Evet hayır sormalıyım ne olursa olsun aklımdaki sorular
cevaplanmalı bu mümkün mü belki ama niye şimdi tam dengeyi kurduk demişken
aaaaaaaaaaah çıldırıyorum galiba sorular beynimi kurcalıyor yeter susun
sessizlik işte bu huzur mutluluk mu hayır yalnızlık kesinlikle bordo aaaaaaaaaaaaah
yeter işkence büyük gözleri bilimiyorum renkler karman çorman saatim tik tak
gözler arıyor hayallerim yok öleceğim galiba erken Dante' nin yaşından da hayli
erken umut paha biçemiyorlar unut beceremiyorlar gönüller kapalı iş çıkışı
saati seyyar satıcılar aaaaaaaaaah neler söylüyorum halbuki evet hayır sebep
sen yok değil yanlış cümle dur bulacağım şimdi sesini yok resmini hayır anını
böyle olmayacak alıyorum baştan baştan b...
Merhaba adım... boş verin adımı eğer kan bordoluğunu biliyor
ise adımı biliyordur. Hayatımda neler oldu bilmiyorum. Hafıza kaybı yaşamadım
sadece anlam veremiyorum olanlara. Her şeyi siz bulmalısınız bence, ben
bulamadım. Size anlatacağım şeyleri de bu gümrük defterinde okudum. Ama kısa
ama uzun, biraz öykü biraz rüya.
İlki umudun öyküsü olması gerekirken ölümün rüyası oldu. Bir
sirk varmış ve ben orada çalışıyormuşum. Aslanlar da varmış emrim altında. Hele
bir yavru aslan var ki can ciğer kuzu sarmam. Rüyanın ilerleyen saniyelerinde
çemberin içinden atlarken iyice büyüyor bu aslan. Ne olduğu belirsiz bir
mahlûkata doğru emin adımlarla yürüyor. Pençelerinde can veriyorum sonunda.

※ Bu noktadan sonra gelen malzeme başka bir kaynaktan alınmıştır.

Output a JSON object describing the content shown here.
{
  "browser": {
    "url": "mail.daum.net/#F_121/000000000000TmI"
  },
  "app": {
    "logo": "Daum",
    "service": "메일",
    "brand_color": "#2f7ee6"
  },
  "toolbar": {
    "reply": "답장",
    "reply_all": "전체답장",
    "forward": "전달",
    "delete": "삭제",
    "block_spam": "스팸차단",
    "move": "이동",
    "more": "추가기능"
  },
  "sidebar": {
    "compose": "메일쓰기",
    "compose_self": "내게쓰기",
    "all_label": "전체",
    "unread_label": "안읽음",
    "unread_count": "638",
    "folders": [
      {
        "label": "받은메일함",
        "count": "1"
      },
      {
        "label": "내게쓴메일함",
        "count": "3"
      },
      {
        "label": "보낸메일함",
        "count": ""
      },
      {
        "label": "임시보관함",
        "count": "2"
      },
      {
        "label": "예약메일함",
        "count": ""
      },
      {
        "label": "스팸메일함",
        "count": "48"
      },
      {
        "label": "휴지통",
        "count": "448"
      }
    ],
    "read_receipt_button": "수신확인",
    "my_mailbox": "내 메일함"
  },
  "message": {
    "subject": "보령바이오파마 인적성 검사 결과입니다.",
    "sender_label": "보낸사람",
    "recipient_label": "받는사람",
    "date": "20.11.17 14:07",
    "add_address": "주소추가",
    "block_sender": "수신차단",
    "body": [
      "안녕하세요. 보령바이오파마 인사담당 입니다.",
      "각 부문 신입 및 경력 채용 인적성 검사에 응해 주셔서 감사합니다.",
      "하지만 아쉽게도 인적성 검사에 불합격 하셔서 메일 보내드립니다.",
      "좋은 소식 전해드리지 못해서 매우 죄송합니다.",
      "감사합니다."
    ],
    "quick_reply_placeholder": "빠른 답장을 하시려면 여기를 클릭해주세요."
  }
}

Kanlar fışkırıyor damarlarımdan.
Ormandayım ben küçücük bir çocukken hem de. Annemler ve
dedemlerle piknikteyiz. Beni odun toplamaya gönderiyorlar. Çok küçüğüm daha.
Hain çalılar ben yokken öldürüyorlar onları. Üzerime üzerime geliyorlar şimdi.
Annnneeeeeeee annneeee...
Maalesef görüntü yok bunda sadece ses var. Duyabiliyorum bir
peri kızı şarkı söylüyor sadece benim kulaklarıma. Mest oluyorum onun sesine ve
mırıldanışına. Yelken açabilirim onun peşinden bilinmez kıyılara. AaaaaaaaA...
Deniz kenarında kumsalda değilim bu defa. Kayalıkların
yanında ölümüne atlamak için bekleyen bir mal gibi dikiliyorum. Hangi mal
atlamak için bekler ki yada hangi mal kayalıklarda bir sonraki an atlayacakmış
gibi bekleyen birinin gerçekten atlayacağına inanır ki. Herkes bilmeli atlamak
için bekleyen biri asla atlamaz. Tüm bunları düşündükten sonra atlıyorum
kayalıklardan. Uyandığımda bir kumsaldayım elimde bir istiridye içinde de
incisi.
Hastanedeyim ben ama yok hasta değilim ben. Ortalarda yok
ama biliyorum dışarıda olduğunu. Oralarda bir yerlerde bende üzülüyorum
haliyle. Karım sonuçta. Çocuğumuzun olmaması onun suçu değil ki hem. İkna etmek
için onu bir arkadaşımla plan hazırlıyorum. Daha doğrusu bir bilbord. Tüp bebek
hakkında. Arkadaşım tam onu yanına giderken durdurup altında son bir şeyler
ekliyorum. Biliyorum mantıksız ama: Ne gülüyorsun.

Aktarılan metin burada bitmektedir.